Say you wanted to build the next Twitter or Facebook. Which primary back-end language would you choose, and why?
If you'd pick a language I haven't listed, like Elixir or something, please mention it in the comments.
(Java and C# are combined into one option because I can only have 6 options, and those languages are pretty similar.)
This seems to be a typical instance of conflating coincidence and causality. Twitter changed their architecture, which solved their scalability problems. At the same time, they also happened to introduce a new programming language, but this doesn't mean that this was responsible for fixing their problems.

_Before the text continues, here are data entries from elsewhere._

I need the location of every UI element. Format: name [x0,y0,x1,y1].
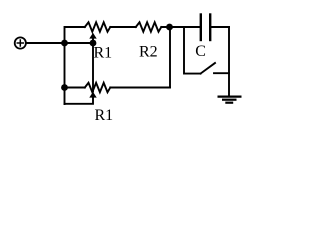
svg-text:R1: R1 [95,107,114,124]
svg-text:C: C [195,43,206,60]
svg-text:R2: R2 [139,44,158,61]
svg-text:R1: R1 [94,44,113,61]
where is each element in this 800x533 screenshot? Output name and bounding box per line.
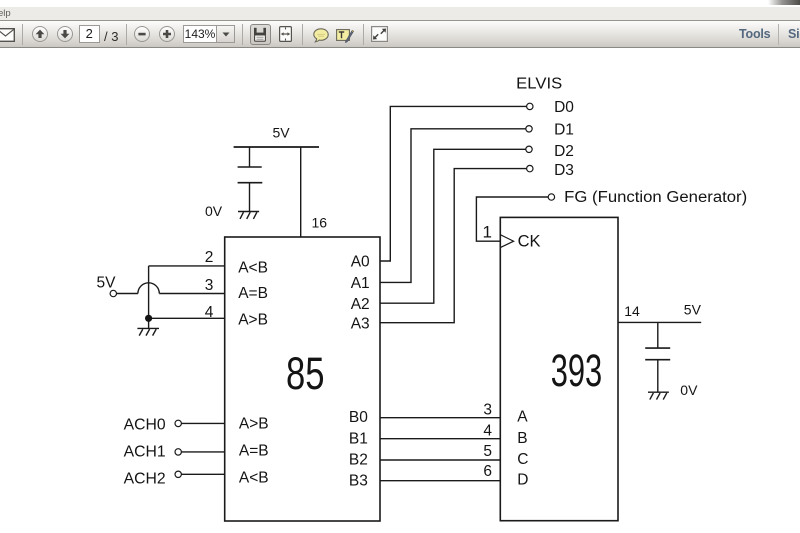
svg-text:A0: A0 — [351, 254, 370, 271]
wire pin 4 — [149, 317, 225, 319]
wire D3 to A3 — [380, 169, 527, 323]
terminal FG — [548, 194, 554, 200]
svg-text:ELVIS: ELVIS — [516, 75, 562, 92]
wire ACH2 to A<B — [181, 473, 224, 475]
svg-text:C: C — [517, 451, 528, 468]
wire pin 14 of U2 to 5V — [618, 321, 701, 323]
wire pin 2 — [149, 265, 225, 267]
svg-text:ACH1: ACH1 — [124, 443, 166, 460]
terminal D0 — [527, 103, 533, 109]
wire B2 to pin5 C — [380, 459, 500, 461]
svg-text:16: 16 — [312, 214, 328, 230]
svg-text:A<B: A<B — [239, 470, 269, 487]
junction dot — [145, 315, 152, 322]
terminal D3 — [527, 165, 533, 171]
clock input triangle on U2 — [500, 235, 513, 248]
svg-text:A2: A2 — [351, 296, 370, 313]
svg-text:D3: D3 — [554, 162, 574, 179]
terminal D1 — [526, 126, 532, 132]
sign/typewriter icon — [336, 28, 354, 43]
svg-text:ACH2: ACH2 — [124, 470, 166, 487]
svg-text:ACH0: ACH0 — [124, 416, 166, 433]
svg-text:A=B: A=B — [238, 285, 268, 302]
svg-text:0V: 0V — [205, 203, 223, 219]
wire rail to pin 16 of U1 — [300, 147, 302, 237]
svg-text:A1: A1 — [351, 275, 370, 292]
svg-text:3: 3 — [205, 277, 214, 294]
wire B1 to pin4 B — [380, 438, 500, 440]
wire ACH1 to A=B — [181, 451, 224, 453]
svg-text:0V: 0V — [680, 382, 698, 398]
comparator U1 85 box — [225, 237, 380, 521]
wire rail to capacitor C1 — [249, 147, 251, 167]
wire D1 to A1 — [380, 129, 526, 283]
terminal ACH1 — [175, 449, 181, 455]
wire 5V terminal to hop — [117, 293, 138, 295]
svg-text:85: 85 — [286, 348, 325, 399]
page fit icon — [279, 26, 292, 42]
svg-text:D: D — [517, 472, 528, 489]
fullscreen icon — [371, 26, 388, 42]
svg-text:393: 393 — [551, 345, 603, 396]
svg-text:B2: B2 — [349, 452, 368, 469]
svg-text:A=B: A=B — [239, 443, 269, 460]
svg-text:5V: 5V — [97, 275, 117, 292]
svg-text:B1: B1 — [349, 430, 368, 447]
wire hop over vertical net — [138, 283, 159, 294]
svg-text:14: 14 — [624, 303, 640, 319]
svg-text:A>B: A>B — [238, 312, 268, 329]
svg-text:B0: B0 — [349, 409, 368, 426]
svg-text:4: 4 — [205, 304, 214, 321]
terminal 5V input — [110, 290, 116, 296]
capacitor C2 — [645, 347, 670, 349]
ground under C2 — [648, 392, 669, 399]
svg-text:6: 6 — [483, 463, 492, 480]
wire C2 to ground — [657, 360, 659, 393]
svg-text:FG (Function Generator): FG (Function Generator) — [564, 189, 747, 206]
svg-text:5V: 5V — [684, 302, 702, 318]
counter U2 393 box — [500, 217, 618, 520]
svg-text:5: 5 — [483, 443, 492, 460]
svg-text:A: A — [517, 409, 528, 426]
wire hop to pin 3 — [159, 293, 224, 295]
svg-text:3: 3 — [483, 402, 492, 419]
svg-text:A<B: A<B — [238, 259, 268, 276]
wire D2 to A2 — [380, 149, 526, 303]
wire C1 to ground — [249, 183, 251, 212]
svg-text:B3: B3 — [349, 473, 368, 490]
vertical net at x148.6 — [148, 266, 150, 329]
svg-text:D2: D2 — [554, 143, 574, 160]
ground under C1 — [238, 212, 259, 219]
svg-text:D0: D0 — [554, 99, 574, 116]
svg-text:4: 4 — [483, 422, 492, 439]
wire 5V rail to capacitor C2 — [657, 322, 659, 347]
speech bubble icon — [313, 28, 329, 43]
svg-text:A3: A3 — [351, 315, 370, 332]
svg-text:A>B: A>B — [239, 416, 269, 433]
power rail 5V top-left — [234, 146, 319, 148]
terminal ACH2 — [175, 471, 181, 477]
svg-text:5V: 5V — [273, 124, 291, 140]
envelope icon — [0, 28, 15, 42]
wire B0 to pin3 A — [380, 417, 500, 419]
terminal ACH0 — [175, 420, 181, 426]
svg-text:CK: CK — [518, 233, 541, 251]
svg-text:1: 1 — [483, 223, 492, 242]
wire B3 to pin6 D — [380, 480, 500, 482]
toolbar — [0, 21, 800, 48]
window top strip — [0, 0, 800, 7]
terminal D2 — [526, 146, 532, 152]
wire FG to CK pin1 — [476, 197, 548, 241]
svg-text:B: B — [517, 430, 527, 447]
svg-text:D1: D1 — [554, 121, 574, 138]
svg-text:2: 2 — [205, 249, 214, 266]
capacitor C1 — [238, 166, 262, 168]
wire D0 to A0 — [380, 106, 527, 261]
wire ACH0 to A>B — [181, 422, 224, 424]
pressed printer-like icon — [250, 24, 272, 46]
ground under 5V input — [137, 328, 159, 335]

Twitter was originally envisioned as a CMS platform. So, it was architected as a CMS, with a database at the center. However, users didn't use it as a CMS, they used it as a messaging platform. A database is pretty much the worst case scenario for a messaging platform: a messaging platform needs a message queue at the center. So, Twitter wrote a message queue that complements their database, and that helped their scalability problems somewhat.
This message queue was actually written in Ruby. So, no Scala there. (BTW: the name of the language is Scala, not SCALA. It's not an acronym.)

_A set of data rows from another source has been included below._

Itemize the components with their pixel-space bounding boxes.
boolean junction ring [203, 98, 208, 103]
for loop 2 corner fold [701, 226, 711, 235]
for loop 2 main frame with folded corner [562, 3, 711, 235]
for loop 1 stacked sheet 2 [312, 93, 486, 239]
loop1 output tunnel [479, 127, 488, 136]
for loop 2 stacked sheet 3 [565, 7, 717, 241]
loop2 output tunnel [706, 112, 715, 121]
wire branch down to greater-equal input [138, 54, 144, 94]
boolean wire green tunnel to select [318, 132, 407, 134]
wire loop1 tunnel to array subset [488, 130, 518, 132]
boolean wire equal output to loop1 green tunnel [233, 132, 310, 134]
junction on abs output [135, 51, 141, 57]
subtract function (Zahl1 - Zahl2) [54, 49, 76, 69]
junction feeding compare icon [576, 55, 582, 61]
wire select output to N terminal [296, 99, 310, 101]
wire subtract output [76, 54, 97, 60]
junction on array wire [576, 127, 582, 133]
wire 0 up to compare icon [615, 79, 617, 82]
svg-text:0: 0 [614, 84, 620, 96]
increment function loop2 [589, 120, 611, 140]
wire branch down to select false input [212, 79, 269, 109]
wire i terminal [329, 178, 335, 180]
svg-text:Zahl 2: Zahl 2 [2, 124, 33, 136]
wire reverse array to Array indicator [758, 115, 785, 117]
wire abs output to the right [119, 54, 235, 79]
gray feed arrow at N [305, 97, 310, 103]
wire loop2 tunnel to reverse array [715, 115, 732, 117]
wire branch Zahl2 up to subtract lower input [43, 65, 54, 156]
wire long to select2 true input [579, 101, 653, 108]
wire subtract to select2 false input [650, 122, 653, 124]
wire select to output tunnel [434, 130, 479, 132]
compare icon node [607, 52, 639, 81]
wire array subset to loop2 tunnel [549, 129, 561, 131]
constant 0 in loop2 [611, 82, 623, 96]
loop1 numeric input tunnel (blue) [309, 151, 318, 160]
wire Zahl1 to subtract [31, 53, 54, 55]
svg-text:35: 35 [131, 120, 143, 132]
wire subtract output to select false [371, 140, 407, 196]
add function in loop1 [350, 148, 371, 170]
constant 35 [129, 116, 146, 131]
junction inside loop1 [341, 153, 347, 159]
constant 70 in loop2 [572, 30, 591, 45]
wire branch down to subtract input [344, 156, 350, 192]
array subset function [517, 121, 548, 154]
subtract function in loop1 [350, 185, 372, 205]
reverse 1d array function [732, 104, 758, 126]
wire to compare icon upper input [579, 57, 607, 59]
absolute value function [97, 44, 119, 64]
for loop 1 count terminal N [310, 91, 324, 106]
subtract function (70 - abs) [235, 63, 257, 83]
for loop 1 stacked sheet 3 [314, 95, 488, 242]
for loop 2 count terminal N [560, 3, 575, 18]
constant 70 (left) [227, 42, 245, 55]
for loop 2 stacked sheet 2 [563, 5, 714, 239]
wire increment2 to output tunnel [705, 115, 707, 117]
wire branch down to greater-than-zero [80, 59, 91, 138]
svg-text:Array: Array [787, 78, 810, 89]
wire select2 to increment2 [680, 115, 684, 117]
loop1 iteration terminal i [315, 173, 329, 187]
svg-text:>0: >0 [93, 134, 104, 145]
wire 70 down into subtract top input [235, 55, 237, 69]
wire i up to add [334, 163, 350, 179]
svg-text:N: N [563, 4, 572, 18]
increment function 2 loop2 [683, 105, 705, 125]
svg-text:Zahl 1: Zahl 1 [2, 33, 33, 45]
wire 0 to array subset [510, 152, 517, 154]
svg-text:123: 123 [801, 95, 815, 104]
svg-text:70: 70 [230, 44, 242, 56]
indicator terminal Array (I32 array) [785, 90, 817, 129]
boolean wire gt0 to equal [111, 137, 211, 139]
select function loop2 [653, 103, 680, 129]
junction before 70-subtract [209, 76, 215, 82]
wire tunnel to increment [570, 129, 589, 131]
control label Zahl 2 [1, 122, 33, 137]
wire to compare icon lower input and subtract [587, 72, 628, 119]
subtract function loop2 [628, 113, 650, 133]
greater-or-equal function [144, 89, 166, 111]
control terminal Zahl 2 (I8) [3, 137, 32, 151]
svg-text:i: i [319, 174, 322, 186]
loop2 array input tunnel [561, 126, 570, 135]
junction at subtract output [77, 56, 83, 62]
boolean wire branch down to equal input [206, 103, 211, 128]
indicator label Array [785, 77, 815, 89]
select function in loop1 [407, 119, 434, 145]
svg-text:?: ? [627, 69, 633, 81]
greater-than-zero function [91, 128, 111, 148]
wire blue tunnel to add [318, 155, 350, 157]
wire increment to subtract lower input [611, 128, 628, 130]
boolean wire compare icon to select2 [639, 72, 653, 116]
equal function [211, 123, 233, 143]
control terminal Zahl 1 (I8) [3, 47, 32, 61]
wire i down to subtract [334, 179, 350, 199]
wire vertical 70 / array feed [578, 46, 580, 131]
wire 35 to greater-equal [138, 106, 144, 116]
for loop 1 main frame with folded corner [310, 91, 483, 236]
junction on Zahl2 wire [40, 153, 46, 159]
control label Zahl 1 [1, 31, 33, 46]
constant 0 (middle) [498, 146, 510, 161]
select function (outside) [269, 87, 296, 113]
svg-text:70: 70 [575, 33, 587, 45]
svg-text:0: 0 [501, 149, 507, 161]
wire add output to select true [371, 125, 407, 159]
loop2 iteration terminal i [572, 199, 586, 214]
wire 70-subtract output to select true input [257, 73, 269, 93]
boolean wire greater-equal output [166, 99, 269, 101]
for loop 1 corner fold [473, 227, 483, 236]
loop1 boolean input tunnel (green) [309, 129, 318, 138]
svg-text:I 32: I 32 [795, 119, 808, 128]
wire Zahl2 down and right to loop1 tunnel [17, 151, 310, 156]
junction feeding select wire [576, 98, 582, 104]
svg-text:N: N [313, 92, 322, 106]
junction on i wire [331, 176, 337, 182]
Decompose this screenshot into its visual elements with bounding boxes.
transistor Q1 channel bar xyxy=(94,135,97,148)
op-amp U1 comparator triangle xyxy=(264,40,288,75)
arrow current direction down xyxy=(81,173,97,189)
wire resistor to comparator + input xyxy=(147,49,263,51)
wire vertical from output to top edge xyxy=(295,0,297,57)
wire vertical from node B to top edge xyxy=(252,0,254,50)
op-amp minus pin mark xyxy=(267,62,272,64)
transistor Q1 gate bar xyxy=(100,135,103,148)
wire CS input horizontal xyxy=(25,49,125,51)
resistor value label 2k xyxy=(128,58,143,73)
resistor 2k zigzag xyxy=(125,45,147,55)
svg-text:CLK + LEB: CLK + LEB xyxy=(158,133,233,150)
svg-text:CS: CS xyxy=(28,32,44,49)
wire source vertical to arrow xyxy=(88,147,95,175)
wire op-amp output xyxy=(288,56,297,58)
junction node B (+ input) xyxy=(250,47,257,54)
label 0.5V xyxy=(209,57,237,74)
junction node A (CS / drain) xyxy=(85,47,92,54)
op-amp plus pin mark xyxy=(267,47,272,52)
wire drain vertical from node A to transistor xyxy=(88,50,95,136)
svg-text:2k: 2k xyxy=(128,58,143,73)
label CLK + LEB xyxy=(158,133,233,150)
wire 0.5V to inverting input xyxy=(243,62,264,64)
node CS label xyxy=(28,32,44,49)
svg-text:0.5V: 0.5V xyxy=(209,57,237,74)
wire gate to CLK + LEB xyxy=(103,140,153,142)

This first message queue also had scalability problems. Not because it was written in Ruby, but because it was the first time that any of the developers had ever written a message queue. So, they wrote another message queue. This time, they had all the experience from the first message queue, so this one was better. And it happened to be written in Scala.
The reason why Twitter had scalability problems at the beginning was not because of Ruby, it was because there had never been a Twitter before, and nobody knew how to scale it.
The reason why it scales now, is because they learned how to scale it, not because of Scala. (In fact, large parts of Twitter are still implemented in Ruby. Others are in C++, and there's some Erlang, too, I believe.)
Architecture scales. Good languages can make it easier to find performance and scalability bottlenecks (by simply having less code to look through), and make it easier to do large scale architecture refactoring (again: less code), but ultimately, it's about the architecture.
one simple counterexample: writing a web server in Assembly is for all practical purpose impossible.
However, I doubt that the reason for the shift is because Scala is more scalable than Ruby. I would expect both language to have similar scalability factor. The only reason I can think of why they want to move to Scala is probably to benefit from Java Virtual Machine; Java VM is very well-tuned and fast. All the while, Scala has a more expressive syntax than Java, and is generally a nicer language.